In fairness you couldn't ignore them. I would've smashed the speakers with my umbrella if I were that way inclined.

Four years I ago I was waiting at Leeds station and I heard the call going out for Inspector Sands. A few minutes later, the alarm went off and the announcement said "Due to an emergency, please vacate the station immediately."

A scarily high percentage of people thought that heading away from the exits into the centre of the station and their train was the right thing to do. A sizeable minority thought something along the lines of staying sat with their coffee and starting to read their book was the correct response.

*sighs at the stupidity of some people*

I remember the last time I was on the Underground at the weekend - constant drivel about which lines were doing this and which lines were doing that.

These announcements are great - I used to work somewhere with one. If there was a fire we had to ask people three times to leave, and if they didn't go, just leave them.

It does seem that overuse of Tannoy systems on trains and in stations is defeating the very purpose they were designed for. After all, if you hear the same old messages every so often, pretty soon you're just going to ignore them. This could obviously be a big problem if the PA announcement is telling you that there is an emergency and that you should evacuate.

However, you can't just introduce alarms in tube stations for just any old incident. Could you imagine the panic that would ensue? I don't think we want to see another tragedy such as the wartime disaster that Bethnal Green experienced in 1943. However, we also need to be aware that people are notified and that, crucially, they must remain calm. Personally, I think what happened at Bethnal Green this time was a compromise. The problem is getting people to distinguish between emergency announcements and standard 'Mind the Gap'-style messages.
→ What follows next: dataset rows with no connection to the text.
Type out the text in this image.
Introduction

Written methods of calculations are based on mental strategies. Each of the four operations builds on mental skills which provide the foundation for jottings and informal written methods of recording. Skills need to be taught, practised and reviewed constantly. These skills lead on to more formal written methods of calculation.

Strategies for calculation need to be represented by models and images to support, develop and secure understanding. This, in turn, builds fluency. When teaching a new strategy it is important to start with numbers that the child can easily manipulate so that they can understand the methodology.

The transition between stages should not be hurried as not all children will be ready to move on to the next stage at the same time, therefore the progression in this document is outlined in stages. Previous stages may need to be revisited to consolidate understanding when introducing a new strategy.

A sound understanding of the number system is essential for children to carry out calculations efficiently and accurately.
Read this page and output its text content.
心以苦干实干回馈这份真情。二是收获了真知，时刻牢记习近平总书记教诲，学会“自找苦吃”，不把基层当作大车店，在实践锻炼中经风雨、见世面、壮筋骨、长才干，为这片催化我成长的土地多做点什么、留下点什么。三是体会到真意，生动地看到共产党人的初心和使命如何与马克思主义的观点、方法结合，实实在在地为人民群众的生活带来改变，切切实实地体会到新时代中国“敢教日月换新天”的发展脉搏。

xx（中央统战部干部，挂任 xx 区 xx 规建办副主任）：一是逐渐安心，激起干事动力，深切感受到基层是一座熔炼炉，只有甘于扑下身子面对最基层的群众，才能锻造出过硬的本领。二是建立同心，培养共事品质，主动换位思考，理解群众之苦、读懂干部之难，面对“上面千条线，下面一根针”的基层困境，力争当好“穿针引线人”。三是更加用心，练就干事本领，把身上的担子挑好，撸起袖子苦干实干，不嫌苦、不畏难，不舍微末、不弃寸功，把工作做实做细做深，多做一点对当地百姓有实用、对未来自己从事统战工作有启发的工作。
I regard all automated/pre-recorded Tube announcements as rubbish and basically PR/Spin, and if that impinges on safety they should stop making them! (PS - off-record DG, Costcutter is no more...)

Interesting indeed.

I recall working with a lady who worked here [in Sydney], who was used to IRA and other threats in London. Whenever we heard a fire alarm, she would be up and ready: we, being laid-back Aussies, would do nothing. And I think we increasingly are so.